Against the backdrop of accelerating localized substitution in the semiconductor industry, several domestic ADC chips have emerged as potential alternatives to the AD7606 series, though they still face certain technical and market challenges.
Key domestic alternative solutions mainly come from leading local manufacturers and research institutions with strong analog circuit capabilities. First, products from the 24th Research Institute of China Electronics Technology Group Corporation (CETC 24), a professional analog integrated circuit research institute, stand out. Its 16-bit multi-channel synchronous sampling ADCs, covering 8-channel, 6-channel, and 4-channel configurations, have performance indicators close to the AD7606 series, with a sampling rate of up to 200 KSPS, which can meet the basic needs of industrial data acquisition. Second, Suzhou Yunxin Microelectronics, founded by returnee doctors with experience at ADI, offers 16-bit ADC products with a sampling rate range of 65-125 MSPS. These products have reached export-controlled specifications and are suitable for industrial control and communication fields that require medium-to-high speed sampling. Additionally, Chengdu Huaxin Microelectronics has launched high-speed and high-precision ADCs such as the HWD12B16GA4, which, although focusing more on the RF direct sampling field, its multi-channel synchronous sampling technology and integration capabilities provide technical support for substituting the AD7606 in specific high-end scenarios.

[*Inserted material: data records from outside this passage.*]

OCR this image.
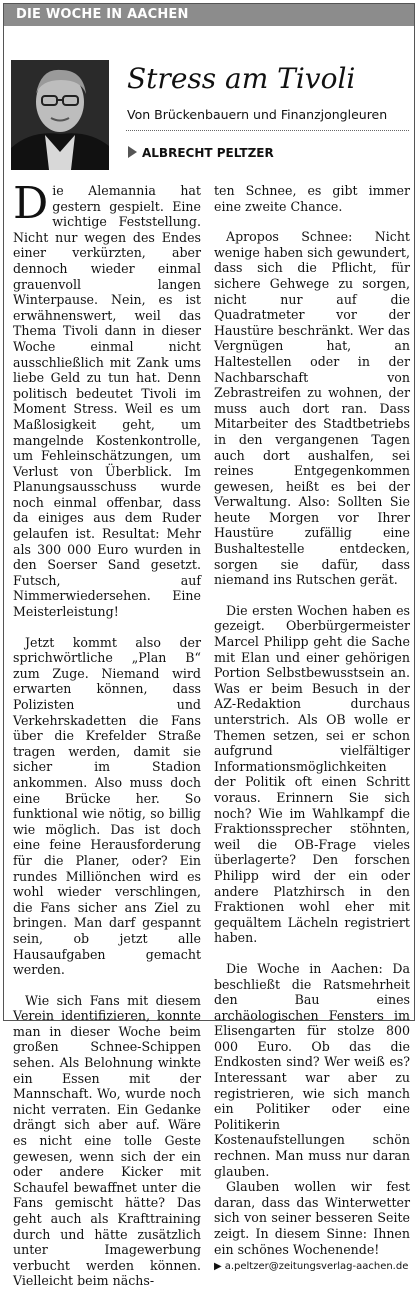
DIE WOCHE IN AACHEN
Stress am Tivoli
Von Brückenbauern und Finanzjongleuren
ALBRECHT PELTZER

Die Alemannia hat gestern gespielt. Eine wichtige Feststellung. Nicht nur wegen des Endes einer verkürzten, aber dennoch wieder einmal grauenvoll langen Winterpause. Nein, es ist erwähnenswert, weil das Thema Tivoli dann in dieser Woche einmal nicht ausschließlich mit Zank ums liebe Geld zu tun hat. Denn politisch bedeutet Tivoli im Moment Stress. Weil es um Maßlosigkeit geht, um mangelnde Kostenkontrolle, um Fehleinschätzungen, um Verlust von Überblick. Im Planungsausschuss wurde noch einmal offenbar, dass da einiges aus dem Ruder gelaufen ist. Resultat: Mehr als 300 000 Euro wurden in den Soerser Sand gesetzt. Futsch, auf Nimmerwiedersehen. Eine Meisterleistung!

Jetzt kommt also der sprichwörtliche „Plan B“ zum Zuge. Niemand wird erwarten können, dass Polizisten und Verkehrskadetten die Fans über die Krefelder Straße tragen werden, damit sie sicher im Stadion ankommen. Also muss doch eine Brücke her. So funktional wie nötig, so billig wie möglich. Das ist doch eine feine Herausforderung für die Planer, oder? Ein rundes Milliönchen wird es wohl wieder verschlingen, die Fans sicher ans Ziel zu bringen. Man darf gespannt sein, ob jetzt alle Hausaufgaben gemacht werden.

Wie sich Fans mit diesem Verein identifizieren, konnte man in dieser Woche beim großen Schnee-Schippen sehen. Als Belohnung winkte ein Essen mit der Mannschaft. Wo, wurde noch nicht verraten. Ein Gedanke drängt sich aber auf. Wäre es nicht eine tolle Geste gewesen, wenn sich der ein oder andere Kicker mit Schaufel bewaffnet unter die Fans gemischt hätte? Das geht auch als Krafttraining durch und hätte zusätzlich unter Imagewerbung verbucht werden können. Vielleicht beim nächs-

ten Schnee, es gibt immer eine zweite Chance.

Apropos Schnee: Nicht wenige haben sich gewundert, dass sich die Pflicht, für sichere Gehwege zu sorgen, nicht nur auf die Quadratmeter vor der Haustüre beschränkt. Wer das Vergnügen hat, an Haltestellen oder in der Nachbarschaft von Zebrastreifen zu wohnen, der muss auch dort ran. Dass Mitarbeiter des Stadtbetriebs in den vergangenen Tagen auch dort aushalfen, sei reines Entgegenkommen gewesen, heißt es bei der Verwaltung. Also: Sollten Sie heute Morgen vor Ihrer Haustüre zufällig eine Bushaltestelle entdecken, sorgen sie dafür, dass niemand ins Rutschen gerät.

Die ersten Wochen haben es gezeigt. Oberbürgermeister Marcel Philipp geht die Sache mit Elan und einer gehörigen Portion Selbstbewusstsein an. Was er beim Besuch in der AZ-Redaktion durchaus unterstrich. Als OB wolle er Themen setzen, sei er schon aufgrund vielfältiger Informationsmöglichkeiten der Politik oft einen Schritt voraus. Erinnern Sie sich noch? Wie im Wahlkampf die Fraktionssprecher stöhnten, weil die OB-Frage vieles überlagerte? Den forschen Philipp wird der ein oder andere Platzhirsch in den Fraktionen wohl eher mit gequältem Lächeln registriert haben.

Die Woche in Aachen: Da beschließt die Ratsmehrheit den Bau eines archäologischen Fensters im Elisengarten für stolze 800 000 Euro. Ob das die Endkosten sind? Wer weiß es? Interessant war aber zu registrieren, wie sich manch ein Politiker oder eine Politikerin Kostenaufstellungen schön rechnen. Man muss nur daran glauben.

Glauben wollen wir fest daran, dass das Winterwetter sich von seiner besseren Seite zeigt. In diesem Sinne: Ihnen ein schönes Wochenende!

▶ a.peltzer@zeitungsverlag-aachen.de
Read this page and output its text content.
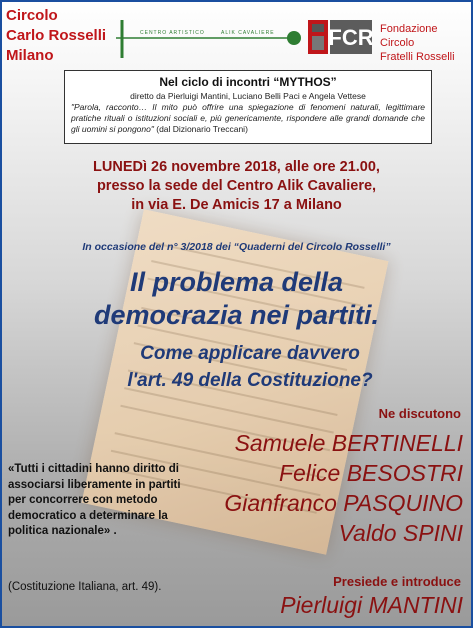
Circolo
Carlo Rosselli
Milano
CENTRO ARTISTICO	ALIK CAVALIERE FCR Fondazione Circolo
Fratelli Rosselli
Nel ciclo di incontri “MYTHOS”
diretto da Pierluigi Mantini, Luciano Belli Paci e Angela Vettese
"Parola, racconto… Il mito può offrire una spiegazione di fenomeni naturali, legittimare pratiche rituali o istituzioni sociali e, più genericamente, rispondere alle grandi domande che gli uomini si pongono" (dal Dizionario Treccani)
LUNEDì 26 novembre 2018, alle ore 21.00,
presso la sede del Centro Alik Cavaliere,
in via E. De Amicis 17 a Milano
In occasione del n° 3/2018 dei “Quaderni del Circolo Rosselli”
Il problema della
democrazia nei partiti.
Come applicare davvero
l'art. 49 della Costituzione?
Ne discutono
Samuele BERTINELLI
Felice BESOSTRI
Gianfranco PASQUINO
Valdo SPINI
«Tutti i cittadini hanno diritto di associarsi liberamente in partiti per concorrere con metodo democratico a determinare la politica nazionale» .
(Costituzione Italiana, art. 49).	Presiede e introduce
Pierluigi MANTINI
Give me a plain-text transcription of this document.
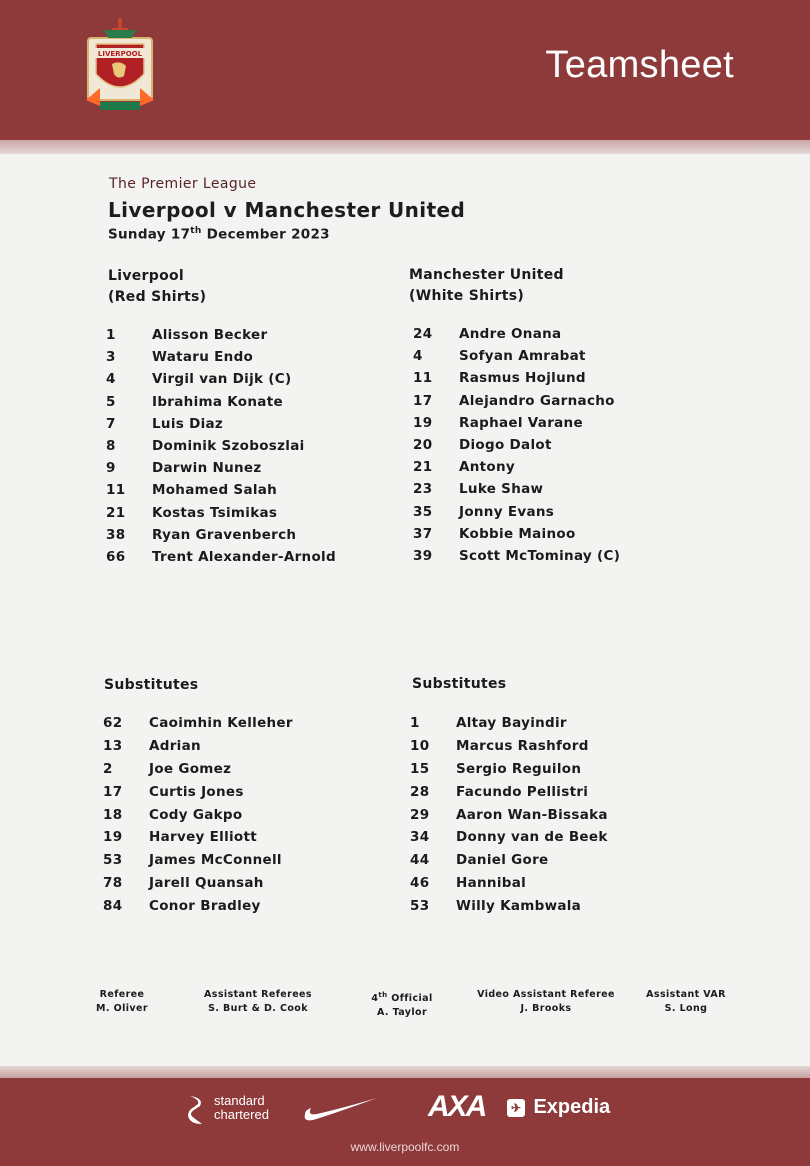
LIVERPOOL	Teamsheet
The Premier League
Liverpool v Manchester United
Sunday 17th December 2023
Liverpool
(Red Shirts)
Manchester United
(White Shirts)
1	Alisson Becker
3	Wataru Endo
4	Virgil van Dijk (C)
5	Ibrahima Konate
7	Luis Diaz
8	Dominik Szoboszlai
9	Darwin Nunez
11 Mohamed Salah
21 Kostas Tsimikas
38 Ryan Gravenberch
66 Trent Alexander-Arnold
24 Andre Onana
4	Sofyan Amrabat
11 Rasmus Hojlund
17 Alejandro Garnacho
19 Raphael Varane
20 Diogo Dalot
21 Antony
23 Luke Shaw
35 Jonny Evans
37 Kobbie Mainoo
39 Scott McTominay (C)
Substitutes	Substitutes
62 Caoimhin Kelleher
13 Adrian
2	Joe Gomez
17 Curtis Jones
18 Cody Gakpo
19 Harvey Elliott
53 James McConnell
78 Jarell Quansah
84 Conor Bradley
1	Altay Bayindir
10 Marcus Rashford
15 Sergio Reguilon
28 Facundo Pellistri
29 Aaron Wan-Bissaka
34 Donny van de Beek
44 Daniel Gore
46 Hannibal
53 Willy Kambwala
Referee
M. Oliver
Assistant Referees
S. Burt & D. Cook
4th Official
A. Taylor
Video Assistant Referee
J. Brooks
Assistant VAR
S. Long
standard
chartered	AXA	✈ Expedia
www.liverpoolfc.com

Despite the progress in domestic alternatives, they still face three major core issues. Firstly, there is a gap in key performance indicators. Compared with the AD7606's 95.5 dB signal-to-noise ratio and -107 dB total harmonic distortion, most domestic products have slightly inferior dynamic performance, leading to insufficient accuracy in capturing subtle analog signals, which restricts their application in high-precision fields such as high-end instrumentation. Secondly, the maturity and consistency of mass production are insufficient. International giants like ADI have decades of production experience, ensuring stable chip performance across batches. In contrast, domestic manufacturers, especially startups, often struggle with inconsistent parameters between batches due to shorter mass production cycles and immature process control, increasing the risk of system failures for end users. Thirdly, the supporting ecosystem is incomplete. The AD7606 has a complete technical documentation system, rich application cases (such as the AD7606 capture case based on domestic FPGA development boards ), and mature driver libraries. However, domestic alternatives often lack detailed application notes and technical support, requiring downstream enterprises to invest additional resources in adaptation and debugging. Moreover, the lack of long-term reliability verification data in extreme environments such as wide temperature ranges also makes downstream customers hesitant in large-scale adoption.
In conclusion, domestic ADC chips have initially possessed the capability to substitute the AD7606 in medium and low-end industrial scenarios, but there is still a long way to go in terms of performance improvement, mass production stability, and ecosystem construction. With continuous national policy support and increased R&D investment by enterprises, it is expected that domestic alternatives will gradually make breakthroughs in core technologies and narrow the gap with international leading products.